Ulta’s five-year average ROIC was 31.2%, placing it among the best consumer retail companies. This illustrates its management team’s ability to invest in highly profitable ventures and produce tangible results for shareholders.

11. Balance Sheet Assessment

Ulta reported $454.6 million of cash and $1.98 billion of debt on its balance sheet in the most recent quarter. As investors in high-quality companies, we primarily focus on two things: 1) that a company’s debt level isn’t too high and 2) that its interest payments are not excessively burdening the business.

Ulta Net Debt Position

With $1.85 billion of EBITDA over the last 12 months, we view Ulta’s 0.8× net-debt-to-EBITDA ratio as safe. We also see its $4.65 million of annual interest expenses as appropriate. The company’s profits give it plenty of breathing room, allowing it to continue investing in growth initiatives.

12. Key Takeaways from Ulta’s Q1 Results

We were impressed by how significantly Ulta blew past analysts’ EPS and EBITDA expectations this quarter. We were also glad its revenue outperformed and it lifted its full-year revenue guidance, especially given the tariff uncertainty. Overall, we think this was a solid quarter with some key metrics above expectations. The stock traded up 7.9% to $455.40 immediately following the results.
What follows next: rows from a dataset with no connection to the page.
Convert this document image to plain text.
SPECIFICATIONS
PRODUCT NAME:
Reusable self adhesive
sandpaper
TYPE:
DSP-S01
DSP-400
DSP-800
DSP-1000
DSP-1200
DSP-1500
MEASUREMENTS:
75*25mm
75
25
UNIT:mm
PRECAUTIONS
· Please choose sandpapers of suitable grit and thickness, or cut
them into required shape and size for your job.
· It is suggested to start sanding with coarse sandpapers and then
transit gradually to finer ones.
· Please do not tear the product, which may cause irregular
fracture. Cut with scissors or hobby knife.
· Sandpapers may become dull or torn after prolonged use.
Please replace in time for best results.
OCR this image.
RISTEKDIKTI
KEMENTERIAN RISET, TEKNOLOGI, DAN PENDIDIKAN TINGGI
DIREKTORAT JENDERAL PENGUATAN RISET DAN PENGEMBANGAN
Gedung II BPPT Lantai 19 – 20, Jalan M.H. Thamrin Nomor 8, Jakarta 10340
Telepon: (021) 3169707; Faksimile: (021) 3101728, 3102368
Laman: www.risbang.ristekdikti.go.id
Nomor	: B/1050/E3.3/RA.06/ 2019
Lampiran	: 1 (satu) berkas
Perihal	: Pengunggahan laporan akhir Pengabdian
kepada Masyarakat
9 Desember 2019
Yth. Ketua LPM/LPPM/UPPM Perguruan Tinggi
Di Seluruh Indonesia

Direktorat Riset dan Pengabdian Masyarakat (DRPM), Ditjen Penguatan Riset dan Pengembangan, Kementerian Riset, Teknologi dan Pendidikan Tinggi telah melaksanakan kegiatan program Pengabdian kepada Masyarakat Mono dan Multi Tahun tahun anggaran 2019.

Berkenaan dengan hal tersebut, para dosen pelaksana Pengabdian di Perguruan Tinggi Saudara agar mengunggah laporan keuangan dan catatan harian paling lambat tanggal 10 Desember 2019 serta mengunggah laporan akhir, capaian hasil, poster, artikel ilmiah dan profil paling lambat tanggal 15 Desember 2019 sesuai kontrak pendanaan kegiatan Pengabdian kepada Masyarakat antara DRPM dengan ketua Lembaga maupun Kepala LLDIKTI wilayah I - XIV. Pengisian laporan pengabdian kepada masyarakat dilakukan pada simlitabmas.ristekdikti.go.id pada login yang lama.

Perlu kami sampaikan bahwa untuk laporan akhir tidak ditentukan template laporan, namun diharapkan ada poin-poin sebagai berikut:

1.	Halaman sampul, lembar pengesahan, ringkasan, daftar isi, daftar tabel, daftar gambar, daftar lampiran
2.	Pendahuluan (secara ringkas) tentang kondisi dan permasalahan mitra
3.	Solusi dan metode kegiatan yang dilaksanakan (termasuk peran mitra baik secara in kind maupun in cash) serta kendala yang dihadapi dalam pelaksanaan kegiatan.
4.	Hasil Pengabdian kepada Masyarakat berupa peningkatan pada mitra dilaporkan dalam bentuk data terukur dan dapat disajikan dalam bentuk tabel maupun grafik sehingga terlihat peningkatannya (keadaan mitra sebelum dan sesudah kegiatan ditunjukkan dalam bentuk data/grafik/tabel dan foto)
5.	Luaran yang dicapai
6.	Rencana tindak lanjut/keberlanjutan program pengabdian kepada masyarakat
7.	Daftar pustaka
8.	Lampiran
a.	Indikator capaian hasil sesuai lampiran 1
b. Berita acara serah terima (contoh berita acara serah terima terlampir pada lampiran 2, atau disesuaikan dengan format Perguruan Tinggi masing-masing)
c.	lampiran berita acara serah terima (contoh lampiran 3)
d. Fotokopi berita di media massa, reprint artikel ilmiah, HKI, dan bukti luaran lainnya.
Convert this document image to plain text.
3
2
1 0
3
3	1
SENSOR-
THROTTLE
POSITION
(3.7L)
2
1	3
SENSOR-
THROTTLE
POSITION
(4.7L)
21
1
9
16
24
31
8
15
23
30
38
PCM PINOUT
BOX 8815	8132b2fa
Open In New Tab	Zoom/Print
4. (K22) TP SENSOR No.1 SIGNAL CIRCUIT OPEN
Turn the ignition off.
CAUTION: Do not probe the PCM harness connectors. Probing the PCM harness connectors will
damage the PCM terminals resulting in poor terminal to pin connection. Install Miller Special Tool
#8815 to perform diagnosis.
13. Is Now The Time To Buy Ulta?

Updated: June 23, 2025 at 10:27 PM EDT

Before investing in or passing on Ulta, we urge you to understand the company’s business quality (or lack thereof), valuation, and the latest quarterly results - in that order.

In our opinion, Ulta is a solid company. Although its revenue growth was mediocre over the last six years and analysts expect growth to slow over the next 12 months, its stellar ROIC suggests it has been a well-run company historically. And while its projected EPS for the next year is lacking, its expanding store base shows it’s playing offense to grow its brand.

Ulta’s P/E ratio based on the next 12 months is 20x. When scanning the consumer retail space, Ulta trades at a fair valuation. If you’re a fan of the business and management team, now is a good time to scoop up some shares.

Wall Street analysts have a consensus one-year price target of $476.61 on the company (compared to the current share price of $471.59).